Hi, I’m having trouble installing the nvidia drivers on an AWS instance running Clear Linux. I’ve tried following the instructions on this docs page as well as using the bash scripts provided in this forum post
Steps to repro using the bash scripts:
-
Launch a g4dn.xlarge EC2 instance using the Clear AWS marketplace image, version 35000, ami-0e8bf6a75bdee4a3c
-
SSH into the machine
-
sudo swupd bundle-add wget curl c-extras-gcc11 c-basic
-
wget https://raw.githubusercontent.com/lebensterben/awesome-clear-linux/master/NVIDIA-Driver/pre_install.bash
-
Set gcc11 as the primary (I’m sure there’s a better way to do this, sorry about this):
sudo mv /usr/bin/gcc /usr/bin/gcc-12
sudo mv /usr/bin/gcc-11 /usr/bin/gcc
-
bash pre_install.bash
- This fails with: The GCC used for compiling the kernel, 11.2.1, is different from the current GCC version, 11.3.1. (Is there a way to get a specific minor version of GCC?)
- Based on this thread it seems like it is okay to have a different minor version of gcc so we’ll press on
-
Manually remove lines 6-10 of pre_install.bash to remove the GCC version check, and try step 7 again, which succeeds
-
Reboot as per instructions
-
wget https://raw.githubusercontent.com/lebensterben/awesome-clear-linux/master/NVIDIA-Driver/install.bash
-
bash install.bash
- This downloads the latest installer, version 515.57
- This fails, last line in the log file (/var/log/nvidia-installer.log) is
ERROR: Failed to run '/usr/bin/dkms add -m nvidia -v 515.57 -k 5.15.43-335.aws': Error! No write access to DKMS tree at /var/lib/dkms
-
I figured I’d try running
sudo mkdir /var/lib/dkms
and then rerunninginstall.bash
- This fails for a new reason, last line in the log file is an unhelpful
ERROR: Unable to load the 'nvidia-drm' kernel module
- So rerun, replacing
--silent
with--expert
on line 85 ofinstall.bash
. Just hit enter for all of the prompts. Eventually we get a more helpful error message:ERROR: Unable to load the 'nvidia-drm' kernel module: 'modprobe: ERROR: could not insert 'nvidia_drm': Key was rejected by service'
.lsmod
confirms that thenvidia
module is not loaded.
- This fails for a new reason, last line in the log file is an unhelpful
Further investigation:
-
It seems like the modules are being built correctly, e.g.

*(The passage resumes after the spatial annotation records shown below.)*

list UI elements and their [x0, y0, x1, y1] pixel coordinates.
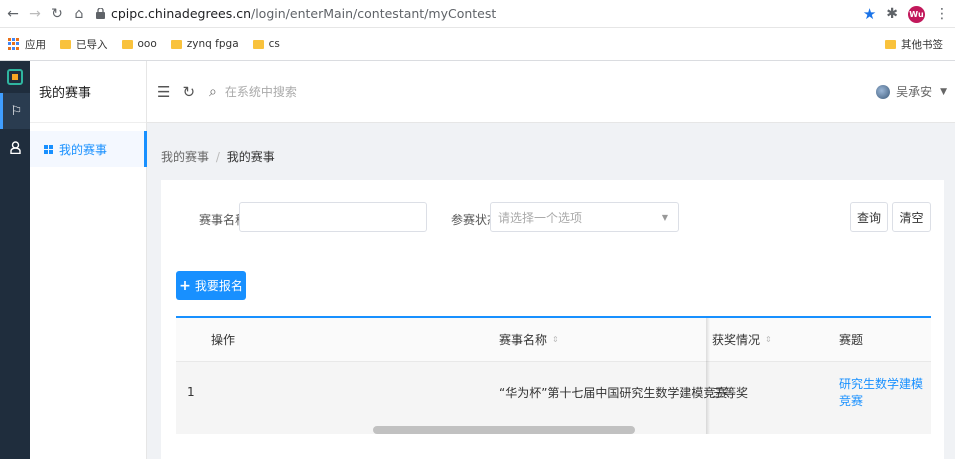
app-logo: [0, 61, 30, 93]
bookmark-star-icon[interactable]: ★: [863, 5, 876, 23]
register-button[interactable]: + 我要报名: [176, 271, 246, 300]
plus-icon: +: [179, 277, 191, 294]
table-header: 操作 赛事名称 ⇕ 获奖情况 ⇕ 赛题: [176, 318, 931, 362]
contest-table: 操作 赛事名称 ⇕ 获奖情况 ⇕ 赛题 1 “华为杯”第十七届中国研究生数学建模竞赛…: [176, 316, 931, 434]
profile-avatar[interactable]: Wu: [908, 5, 925, 23]
bookmarks-bar: 应用 已导入 ooo zynq fpga cs 其他书签: [0, 28, 955, 61]
sidebar-title: 我的赛事: [30, 61, 146, 123]
row-topic-link[interactable]: 研究生数学建模竞赛: [839, 362, 931, 422]
sidebar-item-label: 我的赛事: [59, 142, 108, 157]
bookmark-imported[interactable]: 已导入: [60, 37, 108, 52]
bookmark-label: 应用: [25, 38, 46, 51]
folder-icon: [60, 39, 71, 49]
breadcrumb: 我的赛事 / 我的赛事: [161, 148, 275, 165]
bookmark-label: cs: [268, 38, 280, 50]
row-award: 三等奖: [712, 385, 749, 400]
bookmark-label: ooo: [137, 38, 157, 50]
column-header-action: 操作: [211, 333, 236, 347]
contest-name-input[interactable]: [239, 202, 427, 232]
grid-icon: [44, 144, 53, 154]
collapse-menu-icon[interactable]: ☰: [157, 83, 170, 101]
row-contest-name: “华为杯”第十七届中国研究生数学建模竞赛: [499, 385, 728, 400]
avatar: [876, 84, 891, 99]
bookmark-apps[interactable]: 应用: [8, 37, 46, 52]
folder-icon: [121, 39, 133, 49]
bookmark-ooo[interactable]: ooo: [121, 38, 157, 50]
query-button[interactable]: 查询: [850, 202, 888, 232]
search-input[interactable]: ⌕ 在系统中搜索: [209, 83, 297, 100]
bookmark-zynq[interactable]: zynq fpga: [170, 38, 239, 50]
sidebar: 我的赛事 我的赛事: [30, 61, 147, 459]
register-button-label: 我要报名: [194, 279, 243, 293]
fixed-column-shadow: [706, 318, 710, 434]
row-index: 1: [187, 385, 195, 399]
lock-icon: [96, 8, 105, 19]
app-header: ☰ ↻ ⌕ 在系统中搜索 吴承安 ▼: [147, 61, 955, 123]
status-placeholder: 请选择一个选项: [498, 210, 583, 225]
folder-icon: [170, 39, 182, 49]
home-icon[interactable]: ⌂: [70, 5, 88, 23]
breadcrumb-current: 我的赛事: [226, 150, 275, 164]
user-icon[interactable]: [0, 129, 30, 165]
flag-icon[interactable]: ⚐: [0, 93, 30, 129]
bookmark-label: zynq fpga: [186, 38, 239, 50]
bookmark-label: 其他书签: [901, 38, 943, 51]
apps-grid-icon: [8, 38, 20, 50]
more-menu-icon[interactable]: ⋮: [935, 6, 949, 22]
forward-arrow-icon[interactable]: →: [26, 5, 44, 23]
browser-toolbar: ← → ↻ ⌂ cpipc.chinadegrees.cn/login/ente…: [0, 0, 955, 28]
breadcrumb-parent[interactable]: 我的赛事: [161, 150, 209, 164]
main-panel: 赛事名称 参赛状态 请选择一个选项 ▼ 查询 清空 + 我要报名 操作 赛事名称…: [161, 180, 944, 459]
column-header-award[interactable]: 获奖情况 ⇕: [712, 318, 772, 361]
column-header-contest[interactable]: 赛事名称 ⇕: [499, 318, 559, 361]
refresh-icon[interactable]: ↻: [182, 83, 195, 101]
address-bar[interactable]: cpipc.chinadegrees.cn/login/enterMain/co…: [96, 6, 496, 21]
clear-button[interactable]: 清空: [892, 202, 931, 232]
chevron-down-icon: ▼: [940, 86, 947, 97]
sidebar-item-my-contests[interactable]: 我的赛事: [30, 131, 147, 167]
bookmark-cs[interactable]: cs: [252, 38, 280, 50]
sort-icon[interactable]: ⇕: [765, 335, 772, 344]
user-menu[interactable]: 吴承安 ▼: [876, 83, 947, 100]
username: 吴承安: [896, 85, 933, 99]
extensions-icon[interactable]: ✱: [886, 6, 898, 22]
status-select[interactable]: 请选择一个选项 ▼: [490, 202, 679, 232]
folder-icon: [885, 39, 896, 49]
bookmark-other[interactable]: 其他书签: [885, 37, 943, 52]
table-row: 1 “华为杯”第十七届中国研究生数学建模竞赛 三等奖 研究生数学建模竞赛: [176, 362, 931, 434]
bookmark-label: 已导入: [76, 38, 108, 51]
url-path: /login/enterMain/contestant/myContest: [251, 6, 497, 21]
reload-icon[interactable]: ↻: [48, 5, 66, 23]
url-host: cpipc.chinadegrees.cn: [111, 6, 251, 21]
icon-nav-bar: ⚐: [0, 61, 30, 459]
column-header-topic: 赛题: [839, 333, 864, 347]
chevron-down-icon: ▼: [661, 212, 668, 222]
horizontal-scrollbar[interactable]: [373, 426, 635, 434]
search-icon: ⌕: [209, 83, 217, 100]
back-arrow-icon[interactable]: ←: [4, 5, 22, 23]
folder-icon: [252, 39, 264, 49]
search-placeholder: 在系统中搜索: [224, 85, 297, 99]
sort-icon[interactable]: ⇕: [552, 335, 559, 344]
filter-form: 赛事名称 参赛状态 请选择一个选项 ▼ 查询 清空: [161, 202, 944, 234]
breadcrumb-separator: /: [215, 150, 220, 164]
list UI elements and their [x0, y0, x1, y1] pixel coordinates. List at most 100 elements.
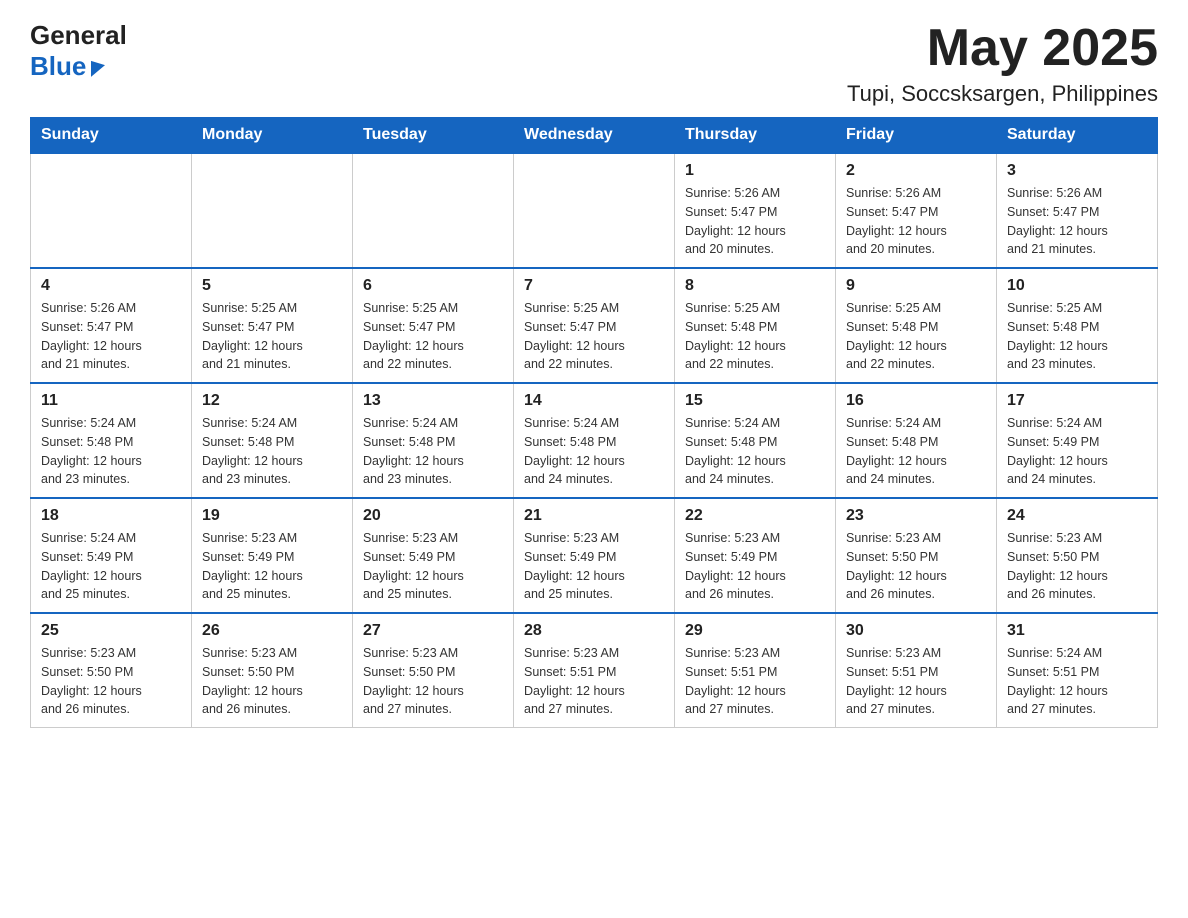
- calendar-day-cell: 21 Sunrise: 5:23 AMSunset: 5:49 PMDayligh…: [514, 498, 675, 613]
- calendar-day-cell: 12 Sunrise: 5:24 AMSunset: 5:48 PMDayligh…: [192, 383, 353, 498]
- day-number: 12: [202, 392, 342, 410]
- location-subtitle: Tupi, Soccsksargen, Philippines: [847, 81, 1158, 107]
- day-number: 24: [1007, 507, 1147, 525]
- day-info: Sunrise: 5:23 AMSunset: 5:49 PMDaylight:…: [524, 529, 664, 604]
- page-header: General Blue May 2025 Tupi, Soccsksargen…: [30, 20, 1158, 107]
- day-info: Sunrise: 5:25 AMSunset: 5:48 PMDaylight:…: [846, 299, 986, 374]
- day-info: Sunrise: 5:26 AMSunset: 5:47 PMDaylight:…: [846, 184, 986, 259]
- day-number: 19: [202, 507, 342, 525]
- day-number: 9: [846, 277, 986, 295]
- title-block: May 2025 Tupi, Soccsksargen, Philippines: [847, 20, 1158, 107]
- day-number: 29: [685, 622, 825, 640]
- day-info: Sunrise: 5:23 AMSunset: 5:50 PMDaylight:…: [363, 644, 503, 719]
- day-number: 6: [363, 277, 503, 295]
- calendar-header-cell-friday: Friday: [836, 118, 997, 154]
- day-info: Sunrise: 5:25 AMSunset: 5:48 PMDaylight:…: [1007, 299, 1147, 374]
- day-info: Sunrise: 5:23 AMSunset: 5:50 PMDaylight:…: [41, 644, 181, 719]
- logo: General Blue: [30, 20, 127, 82]
- calendar-day-cell: 19 Sunrise: 5:23 AMSunset: 5:49 PMDayligh…: [192, 498, 353, 613]
- day-number: 26: [202, 622, 342, 640]
- calendar-day-cell: 14 Sunrise: 5:24 AMSunset: 5:48 PMDayligh…: [514, 383, 675, 498]
- day-info: Sunrise: 5:23 AMSunset: 5:50 PMDaylight:…: [846, 529, 986, 604]
- day-info: Sunrise: 5:24 AMSunset: 5:48 PMDaylight:…: [41, 414, 181, 489]
- calendar-day-cell: [353, 153, 514, 268]
- calendar-day-cell: 8Sunrise: 5:25 AMSunset: 5:48 PMDaylight…: [675, 268, 836, 383]
- day-number: 10: [1007, 277, 1147, 295]
- calendar-header-cell-thursday: Thursday: [675, 118, 836, 154]
- calendar-day-cell: 5Sunrise: 5:25 AMSunset: 5:47 PMDaylight…: [192, 268, 353, 383]
- calendar-day-cell: 28Sunrise: 5:23 AMSunset: 5:51 PMDayligh…: [514, 613, 675, 728]
- day-number: 3: [1007, 162, 1147, 180]
- calendar-header-cell-wednesday: Wednesday: [514, 118, 675, 154]
- calendar-day-cell: 18Sunrise: 5:24 AMSunset: 5:49 PMDayligh…: [31, 498, 192, 613]
- day-number: 14: [524, 392, 664, 410]
- calendar-day-cell: [31, 153, 192, 268]
- calendar-day-cell: 4 Sunrise: 5:26 AMSunset: 5:47 PMDaylight…: [31, 268, 192, 383]
- day-number: 8: [685, 277, 825, 295]
- day-info: Sunrise: 5:23 AMSunset: 5:51 PMDaylight:…: [846, 644, 986, 719]
- calendar-header-cell-sunday: Sunday: [31, 118, 192, 154]
- day-number: 23: [846, 507, 986, 525]
- calendar-day-cell: 2 Sunrise: 5:26 AMSunset: 5:47 PMDaylight…: [836, 153, 997, 268]
- day-info: Sunrise: 5:23 AMSunset: 5:49 PMDaylight:…: [202, 529, 342, 604]
- calendar-week-row: 1 Sunrise: 5:26 AMSunset: 5:47 PMDaylight…: [31, 153, 1158, 268]
- day-number: 28: [524, 622, 664, 640]
- calendar-day-cell: 25 Sunrise: 5:23 AMSunset: 5:50 PMDayligh…: [31, 613, 192, 728]
- calendar-header-cell-saturday: Saturday: [997, 118, 1158, 154]
- calendar-header-cell-tuesday: Tuesday: [353, 118, 514, 154]
- day-number: 7: [524, 277, 664, 295]
- day-number: 21: [524, 507, 664, 525]
- calendar-day-cell: 7 Sunrise: 5:25 AMSunset: 5:47 PMDaylight…: [514, 268, 675, 383]
- day-number: 13: [363, 392, 503, 410]
- day-info: Sunrise: 5:23 AMSunset: 5:51 PMDaylight:…: [685, 644, 825, 719]
- calendar-table: SundayMondayTuesdayWednesdayThursdayFrid…: [30, 117, 1158, 728]
- calendar-week-row: 11 Sunrise: 5:24 AMSunset: 5:48 PMDayligh…: [31, 383, 1158, 498]
- calendar-week-row: 4 Sunrise: 5:26 AMSunset: 5:47 PMDaylight…: [31, 268, 1158, 383]
- day-info: Sunrise: 5:23 AMSunset: 5:50 PMDaylight:…: [202, 644, 342, 719]
- day-info: Sunrise: 5:24 AMSunset: 5:49 PMDaylight:…: [1007, 414, 1147, 489]
- day-number: 22: [685, 507, 825, 525]
- day-number: 2: [846, 162, 986, 180]
- calendar-body: 1 Sunrise: 5:26 AMSunset: 5:47 PMDaylight…: [31, 153, 1158, 728]
- calendar-day-cell: 10 Sunrise: 5:25 AMSunset: 5:48 PMDayligh…: [997, 268, 1158, 383]
- calendar-week-row: 25 Sunrise: 5:23 AMSunset: 5:50 PMDayligh…: [31, 613, 1158, 728]
- calendar-day-cell: 31Sunrise: 5:24 AMSunset: 5:51 PMDayligh…: [997, 613, 1158, 728]
- calendar-day-cell: 13Sunrise: 5:24 AMSunset: 5:48 PMDayligh…: [353, 383, 514, 498]
- day-info: Sunrise: 5:23 AMSunset: 5:49 PMDaylight:…: [363, 529, 503, 604]
- calendar-day-cell: 9 Sunrise: 5:25 AMSunset: 5:48 PMDaylight…: [836, 268, 997, 383]
- calendar-day-cell: 24Sunrise: 5:23 AMSunset: 5:50 PMDayligh…: [997, 498, 1158, 613]
- logo-general: General: [30, 20, 127, 51]
- calendar-day-cell: 6 Sunrise: 5:25 AMSunset: 5:47 PMDaylight…: [353, 268, 514, 383]
- day-info: Sunrise: 5:25 AMSunset: 5:47 PMDaylight:…: [524, 299, 664, 374]
- day-info: Sunrise: 5:26 AMSunset: 5:47 PMDaylight:…: [685, 184, 825, 259]
- day-info: Sunrise: 5:24 AMSunset: 5:48 PMDaylight:…: [202, 414, 342, 489]
- day-info: Sunrise: 5:24 AMSunset: 5:48 PMDaylight:…: [685, 414, 825, 489]
- calendar-day-cell: 16 Sunrise: 5:24 AMSunset: 5:48 PMDayligh…: [836, 383, 997, 498]
- calendar-header-cell-monday: Monday: [192, 118, 353, 154]
- day-info: Sunrise: 5:25 AMSunset: 5:47 PMDaylight:…: [363, 299, 503, 374]
- day-number: 25: [41, 622, 181, 640]
- calendar-day-cell: 23 Sunrise: 5:23 AMSunset: 5:50 PMDayligh…: [836, 498, 997, 613]
- day-number: 31: [1007, 622, 1147, 640]
- logo-blue: Blue: [30, 51, 127, 82]
- calendar-day-cell: 1 Sunrise: 5:26 AMSunset: 5:47 PMDaylight…: [675, 153, 836, 268]
- day-number: 1: [685, 162, 825, 180]
- calendar-day-cell: 11 Sunrise: 5:24 AMSunset: 5:48 PMDayligh…: [31, 383, 192, 498]
- calendar-day-cell: 17Sunrise: 5:24 AMSunset: 5:49 PMDayligh…: [997, 383, 1158, 498]
- logo-arrow-icon: [91, 57, 105, 77]
- day-number: 5: [202, 277, 342, 295]
- day-number: 4: [41, 277, 181, 295]
- day-number: 30: [846, 622, 986, 640]
- calendar-header: SundayMondayTuesdayWednesdayThursdayFrid…: [31, 118, 1158, 154]
- day-number: 11: [41, 392, 181, 410]
- day-info: Sunrise: 5:24 AMSunset: 5:48 PMDaylight:…: [524, 414, 664, 489]
- day-number: 18: [41, 507, 181, 525]
- day-info: Sunrise: 5:26 AMSunset: 5:47 PMDaylight:…: [41, 299, 181, 374]
- calendar-day-cell: 15Sunrise: 5:24 AMSunset: 5:48 PMDayligh…: [675, 383, 836, 498]
- calendar-week-row: 18Sunrise: 5:24 AMSunset: 5:49 PMDayligh…: [31, 498, 1158, 613]
- calendar-day-cell: 26 Sunrise: 5:23 AMSunset: 5:50 PMDayligh…: [192, 613, 353, 728]
- day-info: Sunrise: 5:24 AMSunset: 5:48 PMDaylight:…: [846, 414, 986, 489]
- calendar-day-cell: 22Sunrise: 5:23 AMSunset: 5:49 PMDayligh…: [675, 498, 836, 613]
- calendar-day-cell: 20Sunrise: 5:23 AMSunset: 5:49 PMDayligh…: [353, 498, 514, 613]
- day-number: 16: [846, 392, 986, 410]
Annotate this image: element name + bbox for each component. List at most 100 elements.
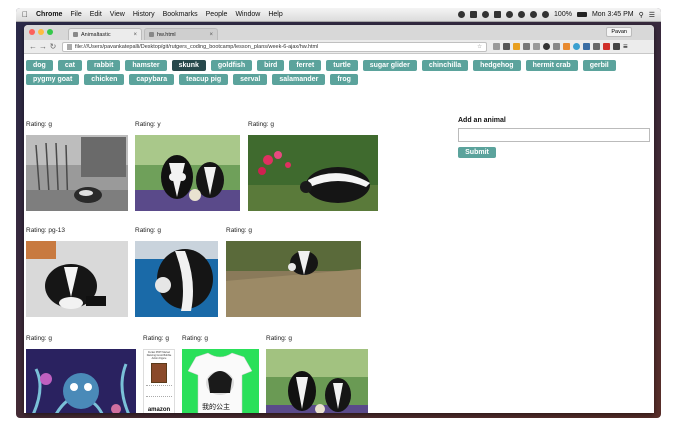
animal-button-hermit-crab[interactable]: hermit crab [525,60,578,71]
animal-button-hamster[interactable]: hamster [125,60,167,71]
page-icon [73,32,78,37]
product-title: Funko POP! Marvel Dancing Groot Bobble A… [146,351,172,360]
back-icon[interactable]: ← [28,42,38,51]
animal-button-cat[interactable]: cat [57,60,82,71]
gif-image[interactable]: 我的公主 [182,349,259,413]
animal-button-serval[interactable]: serval [233,74,268,85]
wifi-icon[interactable] [530,11,538,18]
extension-icon[interactable] [583,43,590,50]
chrome-menu-icon[interactable]: ≡ [623,43,628,51]
menu-file[interactable]: File [70,11,81,18]
clock[interactable]: Mon 3:45 PM [592,11,634,18]
bookmark-star-icon[interactable]: ☆ [477,44,482,50]
gif-image[interactable] [26,241,128,317]
extension-icon[interactable] [513,43,520,50]
animal-button-frog[interactable]: frog [330,74,358,85]
product-image [151,363,167,383]
gif-image[interactable] [135,135,240,211]
animal-button-goldfish[interactable]: goldfish [210,60,253,71]
gif-rating: Rating: g [226,227,253,234]
bluetooth-icon[interactable] [518,11,526,18]
animal-button-salamander[interactable]: salamander [272,74,326,85]
extension-icon[interactable] [603,43,610,50]
animal-button-hedgehog[interactable]: hedgehog [473,60,521,71]
forward-icon[interactable]: → [38,42,48,51]
product-price-lines [146,385,172,397]
gif-image[interactable] [26,135,128,211]
gif-image[interactable] [226,241,361,317]
menu-edit[interactable]: Edit [90,11,102,18]
tab-strip: Animaltastic × hw.html × Pavan [24,25,654,40]
animal-button-ferret[interactable]: ferret [289,60,322,71]
extension-icon[interactable] [503,43,510,50]
menu-people[interactable]: People [206,11,228,18]
status-icon[interactable] [470,11,478,18]
extension-icon[interactable] [543,43,550,50]
animal-button-turtle[interactable]: turtle [326,60,358,71]
status-icon[interactable] [494,11,502,18]
extension-icon[interactable] [563,43,570,50]
close-window-icon[interactable] [29,29,35,35]
volume-icon[interactable] [542,11,550,18]
animal-button-bird[interactable]: bird [257,60,285,71]
menu-app-name[interactable]: Chrome [36,11,62,18]
extension-icon[interactable] [613,43,620,50]
search-icon[interactable]: ⚲ [639,11,644,19]
status-icon[interactable] [458,11,466,18]
animal-button-sugar-glider[interactable]: sugar glider [362,60,417,71]
tab-hw-html[interactable]: hw.html × [144,28,218,40]
animal-button-skunk[interactable]: skunk [171,60,206,71]
tab-title: Animaltastic [81,31,111,38]
gif-image[interactable] [248,135,378,211]
animal-button-rabbit[interactable]: rabbit [86,60,121,71]
menu-help[interactable]: Help [268,11,282,18]
close-tab-icon[interactable]: × [133,32,137,38]
apple-icon[interactable]:  [22,10,28,19]
animal-button-capybara[interactable]: capybara [129,74,175,85]
animal-button-pygmy-goat[interactable]: pygmy goat [26,74,80,85]
url-text: file:///Users/pavankatepalli/Desktop/git… [75,43,319,50]
animal-input[interactable] [458,128,650,142]
extension-icon[interactable] [573,43,580,50]
gif-image[interactable] [266,349,368,413]
extension-icon[interactable] [493,43,500,50]
address-bar[interactable]: file:///Users/pavankatepalli/Desktop/git… [62,41,487,52]
gif-rating: Rating: g [182,335,209,342]
animal-button-chinchilla[interactable]: chinchilla [421,60,469,71]
add-animal-label: Add an animal [458,117,506,124]
minimize-window-icon[interactable] [38,29,44,35]
menu-window[interactable]: Window [235,11,260,18]
close-tab-icon[interactable]: × [209,32,213,38]
animal-button-dog[interactable]: dog [26,60,53,71]
animal-button-teacup-pig[interactable]: teacup pig [179,74,229,85]
tab-title: hw.html [157,31,176,38]
status-icon[interactable] [482,11,490,18]
gif-rating: Rating: g [135,227,162,234]
tab-animaltastic[interactable]: Animaltastic × [68,28,142,40]
status-icon[interactable] [506,11,514,18]
animal-button-gerbil[interactable]: gerbil [582,60,616,71]
menu-bookmarks[interactable]: Bookmarks [163,11,198,18]
extension-icon[interactable] [523,43,530,50]
battery-percent[interactable]: 100% [554,11,572,18]
profile-button[interactable]: Pavan [606,27,632,37]
gif-image[interactable] [26,349,136,413]
add-animal-form: Add an animal Submit [458,117,650,158]
gif-image[interactable] [135,241,218,317]
product-card[interactable]: Funko POP! Marvel Dancing Groot Bobble A… [143,349,175,413]
menu-history[interactable]: History [133,11,155,18]
page-icon [149,32,154,37]
reload-icon[interactable]: ↻ [48,42,58,51]
submit-button[interactable]: Submit [458,147,496,158]
gif-rating: Rating: g [143,335,170,342]
extension-icon[interactable] [533,43,540,50]
extension-icon[interactable] [593,43,600,50]
menu-view[interactable]: View [110,11,125,18]
maximize-window-icon[interactable] [47,29,53,35]
battery-icon[interactable] [576,12,587,17]
list-icon[interactable]: ☰ [649,11,655,19]
gif-rating: Rating: y [135,121,161,128]
animal-button-chicken[interactable]: chicken [84,74,125,85]
page-content: dog cat rabbit hamster skunk goldfish bird ferr… [24,54,654,413]
extension-icon[interactable] [553,43,560,50]
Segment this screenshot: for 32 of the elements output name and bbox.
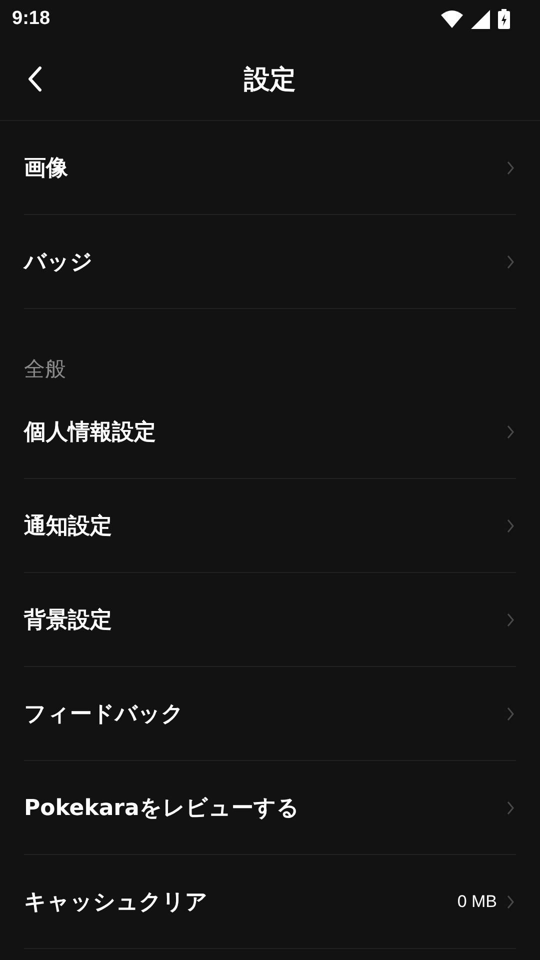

/lib/modules/5.15.43-335.aws/kernel/drivers/video/nvidia.ko
exists. Callingsudo modprobe nvidia
orsudo insmod /lib/modules/5.15.43-335.aws/kernel/drivers/video/nvidia.ko
gives the same error message “Key was rejected by service”. -
Totally guessing from the error message, it looks like some sort of signing-related issue? So I found this page: https://docs.01.org/clearlinux/latest/guides/kernel/kernel-modules.html#load-kernel-module which seems to have instructions on how to disable signature checking, but that doesn’t seem to help (even after I tried rebooting multiple times after running the commands in that section just in case). This page: https://docs.01.org/clearlinux/latest/guides/kernel/kernel-modules-dkms.html#install-dkms mentions that adding the bundle
kernel-native-dkms
disables kernel module signature verification by writing to a different file, and I checked that the contents of that file are as described by the documentation. The only thing I’m not 100% sure of is whether secure boot is enabled. I assume it is not, as this page says that/sys/firmware/efi
will be present if it is enabled, and that file does not exist.
Other attempts:
-
Removing the
--dkms
flag on the nvidia installer doesn’t help. It builds the samenvidia.ko
module, but callingmodprobe
on it gives the same error -
I also tried creating my own Clear AWS image with the latest version of Clear (36600) using the instructions on this page: https://docs.01.org/clearlinux/latest/get-started/cloud-install/import-clr-aws.html With this image, I get the exact same behavior on that image, and it doesn’t complain about a GCC version mismatch, so I can omit step 8 above.